The plane that took us up was a 1952 Cessna 182 (I think that is what the guy said). It was a 4-seater. There were 5 of us. I curled up in a ball with my head practically resting in the crouch of the super cute pilot who just happens to be my neighbor, praying I wouldn’t have a claustrophobic panic attack on the 20 minute assent.

Really, I wasn’t to scared about the jump. This picture of Trish proves that she wasn’t quite so secure. I was feeling pretty good as we tumbled out of the plane and did summersaults through the air. I immediately forced myself into the arc possession that they had shown us in the whole five minutes of training that we had and waited for the man strapped to my back to hit me on the shoulder to let me know I could let go of my harness and let my arms free as we plummeted in freefall to our demise. It never came. I waited and waited for the tap on my shoulder, for fifteen seconds that felt like an eternity. I couldn’t hear anything. I couldn’t feel him behind me and after what felt like the point of know return I determined that something must have gone terribly wrong and that I was going to die. The ground was rising up as the clouds rushed past me dragging my cheeks behind my ears like a Saturday morning cartoon character. I tried to calm down. I was hoping I wouldn’t give myself a heart attack before I slammed into the earth.

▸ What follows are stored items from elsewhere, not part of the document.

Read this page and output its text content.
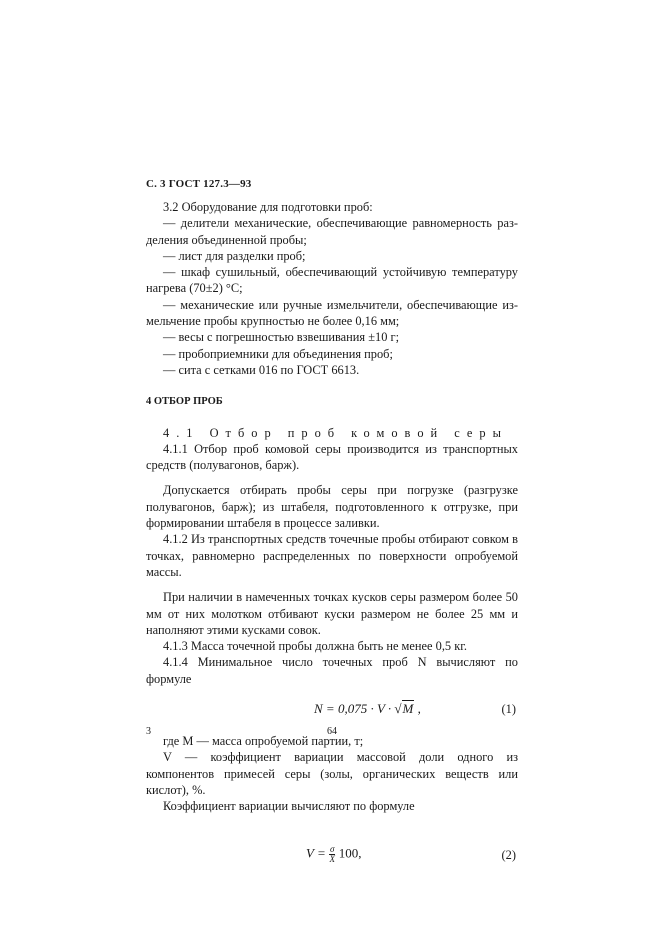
С. 3 ГОСТ 127.3—93

3.2 Оборудование для подготовки проб:

— делители механические, обеспечивающие равномерность раз-деления объединенной пробы;

— лист для разделки проб;

— шкаф сушильный, обеспечивающий устойчивую температуру нагрева (70±2) °С;

— механические или ручные измельчители, обеспечивающие из-мельчение пробы крупностью не более 0,16 мм;

— весы с погрешностью взвешивания ±10 г;

— пробоприемники для объединения проб;

— сита с сетками 016 по ГОСТ 6613.

4 ОТБОР ПРОБ

4.1 Отбор проб комовой серы

4.1.1 Отбор проб комовой серы производится из транспортных средств (полувагонов, барж).

Допускается отбирать пробы серы при погрузке (разгрузке полувагонов, барж); из штабеля, подготовленного к отгрузке, при формировании штабеля в процессе заливки.

4.1.2 Из транспортных средств точечные пробы отбирают совком в точках, равномерно распределенных по поверхности опробуемой массы.

При наличии в намеченных точках кусков серы размером более 50 мм от них молотком отбивают куски размером не более 25 мм и наполняют этими кусками совок.

4.1.3 Масса точечной пробы должна быть не менее 0,5 кг.

4.1.4 Минимальное число точечных проб N вычисляют по формуле

N = 0,075 · V · √M ,	(1)

где М — масса опробуемой партии, т;

V — коэффициент вариации массовой доли одного из компонентов примесей серы (золы, органических веществ или кислот), %.

Коэффициент вариации вычисляют по формуле

$V = \frac{\sigma}{X̄} 100$,	(2)
3	64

And then the parachute deployed and the air become silent and we hovered, no floated, no swished – I am becoming suddenly aware of my decrease vocabulary dissolved after too much reality TV – and the world became still. The man on my back chatted with me, exchanging pleasantries about what I can’t recall, I was too engrossed in the silence. The terror had lasted maybe five seconds, the thrill another 40 and the blissful silence maybe 5 minutes. When we approached the landing strip I told the man on the ground that as soon as we landed, he needed to get the hell off of me because I was going to be sick. “It’s cool,” I assured him. “I am okay with it. It was worth it. I just don’t want you to get caught in the crossfire.”

We glided delicately to the earth, my backside the first thing to hit the ground. It was incredible.

I didn’t get sick. I did lay in the grass for an hour convinced the world was coming to an end but it was so worth it. I don’t know if I will ever do it again but am so glad I did. It was something I will never forget.